Именно эта мощная радость в груди маленькой синицы, которая с помощью естественного отбора породила, как я полагаю, её удивительное маленькое гнездо, и если мы понаблюдаем за тем, как она строит, мы можем получить намек на то, как появилась та очаровательная маленькая круглая дверца, дающая доступ к нему. Она не придумывала её, но, имея всегда один путь входа и выхода и продолжая строить, она выросла сама собой; ибо даже когда гнездо представляет собой лишь неглубокую чашу, открытую со всех сторон, птицы входят и выходят из него одним и тем же путем, так что этот путь должен оставаться свободным вплоть до самого конца, к моменту которого он превращается в то аккуратное маленькое отверстие, которое выглядит так хорошо продуманно. Нечто вроде замысла, возможно, теперь и вошло в конструкцию, что объяснило бы, почему отверстие постепенно становится выше, сбоку гнезда — хотя это я тоже склонен приписывать просто любви к строительству. Птица строит везде, где может, и поэтому место, где она входит, поднимается вместе с остальной частью гнезда. Когда, однако, верхняя часть гнезда с одной стороны перекидывается так, чтобы встретиться с другой стороной, где находится вход, она не может идти выше, поскольку, если бы она пошла, птица была бы либо заперта внутри, либо снаружи. Таким образом, как мне кажется, точное положение отверстия в гнезде, которое является несколько любопытным, философски объяснимо.

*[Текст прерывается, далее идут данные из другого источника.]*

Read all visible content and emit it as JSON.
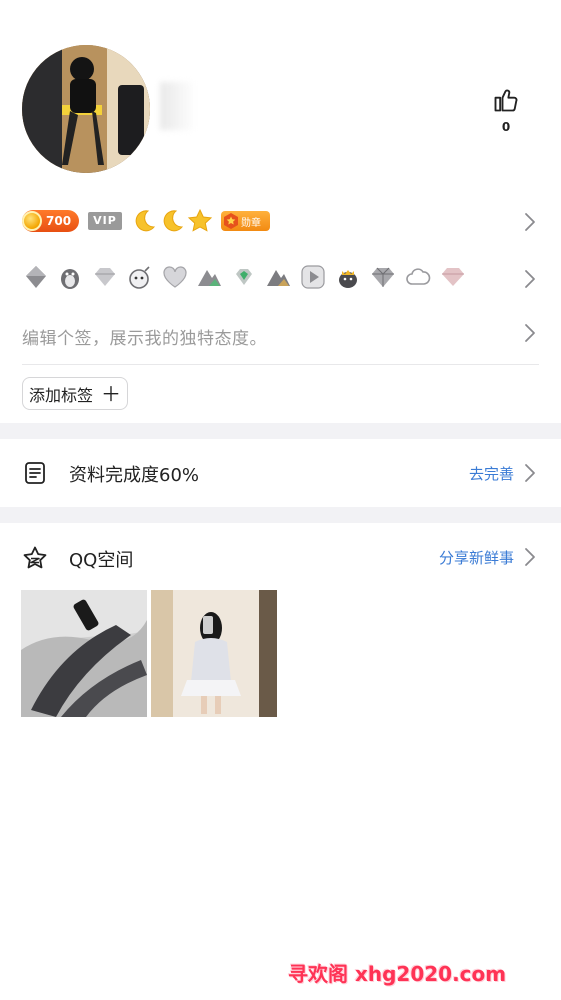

Когда одна из пары длиннохвостых синиц входит в гнездо, она сначала обращает внимание на ту его часть, которая находится прямо напротив неё, когда она входит. Она приподнимает её клювом, а также подталкивая головой и грудью. Затем она часто исчезает в глубине чаши, и вы видите, как её стенки раздуваются, то в одном месте, то в другом, когда она бодается и толкается в них, что она делает не только головой, но и пиная ногами, позади себя. Затем она поворачивается, длинный хвост появляется там, где недавно была голова, в то время как голова выходит наружу, выступая над краем точно в том же месте, где она вошла, но глядя теперь наружу. Эту часть она теперь прижимает подбородком, точно так же, как она подняла другую голову и клювом, и, сделав это, выходит. Но часто, сидя в гнезде так, как она вошла, она поворачивает голову совсем вокруг, в одну или другую сторону, осматривая и манипулируя краями; и иногда, наклоняя её вниз над краем, она прижимает или поправляет лишайник снаружи. Это, однако, она делает реже, чем можно было бы подумать, её лучшее внимание уделяется интерьеру. Иногда она также хлопает крыльями в гнезде, как бы помогая в его формировании. Есть одна необычайная способность, которой обладают эти синицы, — это способность поворачивать свое тело совсем вокруг в гнезде, сохраняя хвост неподвижным и все время в одном и том же месте. Я часто видел — или мне казалось, что видел, — как они это делают, но поскольку хвост торчит вверх и является — пока чаша не станет слишком глубокой — очень заметным объектом, ошибиться было бы нелегко. Как они это делают, я не знаю — они маленькие акробаты, — но я часто замечал, как свободно и гибко длинные хвостовые перья этих птиц кажутся просто воткнутыми в тело. Есть еще одна вещь, которую я видел, как они делают, а именно поворачивают голову совсем вокруг, без того, чтобы какая-либо часть тела, казалось, участвовала в движении; но здесь, я думаю, должно было быть какое-то колдовство.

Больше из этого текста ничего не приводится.